Four-Cheese Review

There is little else I love more than to be surrounded by family and friends, talking, drinking, and eating very good cheese. It is in that spirit that I bring you this review of four superior cheeses that will make your next social gathering a special one.

Colby

As much as I love sharp and strong cheeses, I will always love eating Colby. This cheese, also known as Longhorn Colby or Longhorn Cheddar, is bright orange, thanks to the annatto extract, and slightly softer than cheddar and can most regularly be found, around here anyhow, in half-rounds.
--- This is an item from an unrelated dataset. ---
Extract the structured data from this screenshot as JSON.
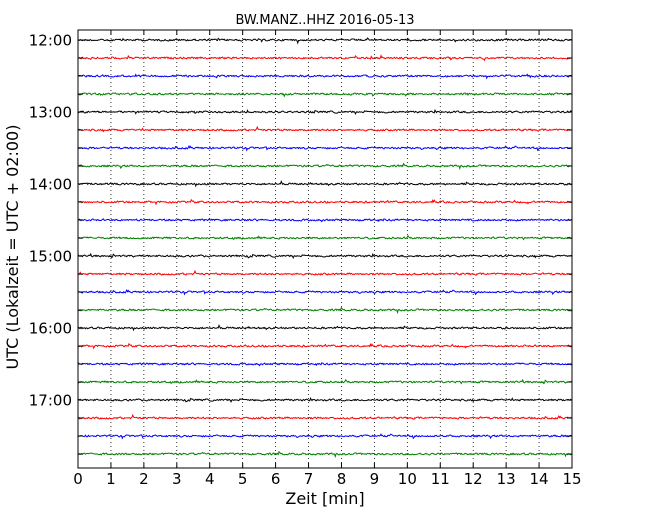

The taste is like mild and smooth cheddar with a pleasantly sour rennet taste that separates it from regular mild cheddar. Colby melts very well and is excellent in grilled cheese sandwiches as well as on its own.

8 Year Old Cheddar

Connoisseur Jon brought this gem back from his recent trip to Wisconsin. I had, up to this point, never seen a cheese older than 2 years. From what Jon told me, when he purchased this cheese, the salesperson said that it was at least as old as the label claimed. The cheddar was a brighter orange-yellow than the Colby and was ensconced in a thin layer of orange slime. I chalked this up to the cheese’s age and proceeded to chop it into samples for the tasters present. This cheddar was quite crumbly, but held together good enough to eat by hand. The taste was incredibly sharp, as one might imagine, but also somewhat bitter. There was the occasional hard crunchy bit that I have yet to be able to find a satisfying explanation for. This cheese is quite an experience, especially for lovers of extremely sharp cheddar. I recommend eating it plain or on an unobtrusive cracker, consider it like a fine wine; it is there to be experienced.

Horseradish Cheddar

There are a fair amount of horseradish cheddars out on the market, but beyond the initial delight of spicy horseradish, they usually fall flat. A prime example of this is Cabot’s take on this cheese: it is nothing more that pasteurized processed cheesefood product that has no right to call itself cheddar. It doesn’t melt right, it doesn’t cut right, and it sure doesn’t taste right. Shame on you Cabot, you’re better than that.
I approached Yancy’s Fancy Horseradish Cheese with obvious trepidation, and, rereading the preceding paragraph, apparently with some baggage as well. First impressions were positive; the cheese was obviously cut from a black-waxed wheel, rather than a nondescript bar. The taste was spectacularly horseradishy, very zesty and spicy. The texture is rich and creamy, like a good cheddar. At its roots, that is precisely what this cheese was, a solid cheddar cheese, amped up with horseradish.

Buche Goat Cheese

This was one that Connoisseur Javier introduced me to. This goat’s milk cheese is, in essence, two cheeses; on the outside is a mild, buttery brie-like cheese with a thin, edible rind. In the center is a crumbly, dry, tart, and tangy chevre-like cheese. As far as I’m concerned, the center is the star of the cheese; it has a refreshing, lemony flavor that pairs beautifully with the mouthwatering tanginess that permeates this cheese. In short, it looks like, and tastes like a bull’s-eye. Well… not literally like the eye of a bull, but you know what I mean. Buche goes very well with sesame crackers, fresh fruit, and good hearty bread.